Рассказывая о своей кровной родне, Иван Васильевич дискурсивно об-ходит (то есть не минует и не уклоняется, а именно обшаривает, поштучно перебирает) все памятные ему жизненные сцепления и мизансцены. Причем драматизм обстоятельств как-то сам собой переплетается здесь с житейским балагурством, шутовством, с покровительственно-добродушным зубоскальством. Этот синкретизм, эта сцепленность, вероятно, один из существенных индикаторов крестьянских дискурсивных практик, причем присущих именно крестьянскому дедовскому поколению. Мало того, нечто летописное, эпическое – «добру и злу внимая равнодушно» – можно расслышать в этом размеренном складном рассказе, оснащенном живописными и разнокалиберными подробностями, буквально усеявшими его.

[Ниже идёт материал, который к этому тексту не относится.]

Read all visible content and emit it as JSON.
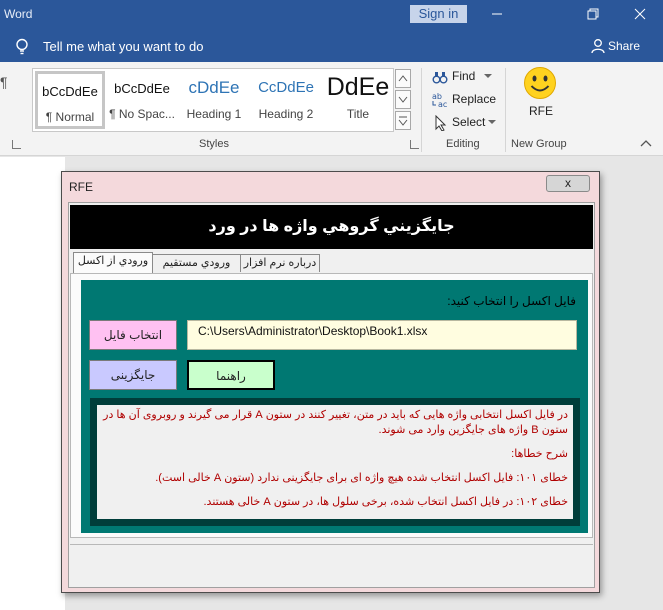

– Знаешь, как говорят: «хорошо тебе живется, да вот плохо отдается!» Понял? Дедушка-то наш жил! А семья-то как жила? Дети его – как жили? Знаешь?! Ну вот, семья-то хреново жила. Отец вкалывал крюком. Не травокосилкой он косил, не комбайном, а крюком! А ведь это знаешь, как крюком косить?! Сороковую десятину! А он здоровый был, отец-то, у меня. Он худощавый был, высокий. Он косил так: крюк берет и пошел. За ним три женщины шли, чтоб вязать. И еще один с граблями шел – подбирать, согребать. Работали так, чтобы колосок нигде не валялся! Увидит если отец, что колосок остался, он пойдет и тебя ка-ак трахнет! Как обругает! А пшеницу-то, знаешь, как теребили? Пшеница – она не так высокая, так ее руками теребили, чтоб ни один колосок не потерять. Не жали ее, а теребили, дергали. Прямо из земли. Руками теребили! Чтоб не потерять. А просо?! Как щипали его, знаешь? Вот если я, например, с Кирюшку (мальчик лет десяти, внук дяди Вани Цаплина. – В.В.), то я бы в старые-то времена уже работал бы года три на поле, года три уж на постать бы ходил! Вот, – выводят всех на поле. Щипать просо, полоть. Приговаривают: «Просо с ложку, каша в плошке». Это значит – просо выросло если высотой с ложку, то и каша уже у тебя будет в тарелке! Говорят детям: «Полите, полите, полите. Теребите травку!» Вот и ходят, приговаривают, нудят незаметно. А ты сидишь в борозде на карачках. Зато уж и проса были чистые, хорошие!..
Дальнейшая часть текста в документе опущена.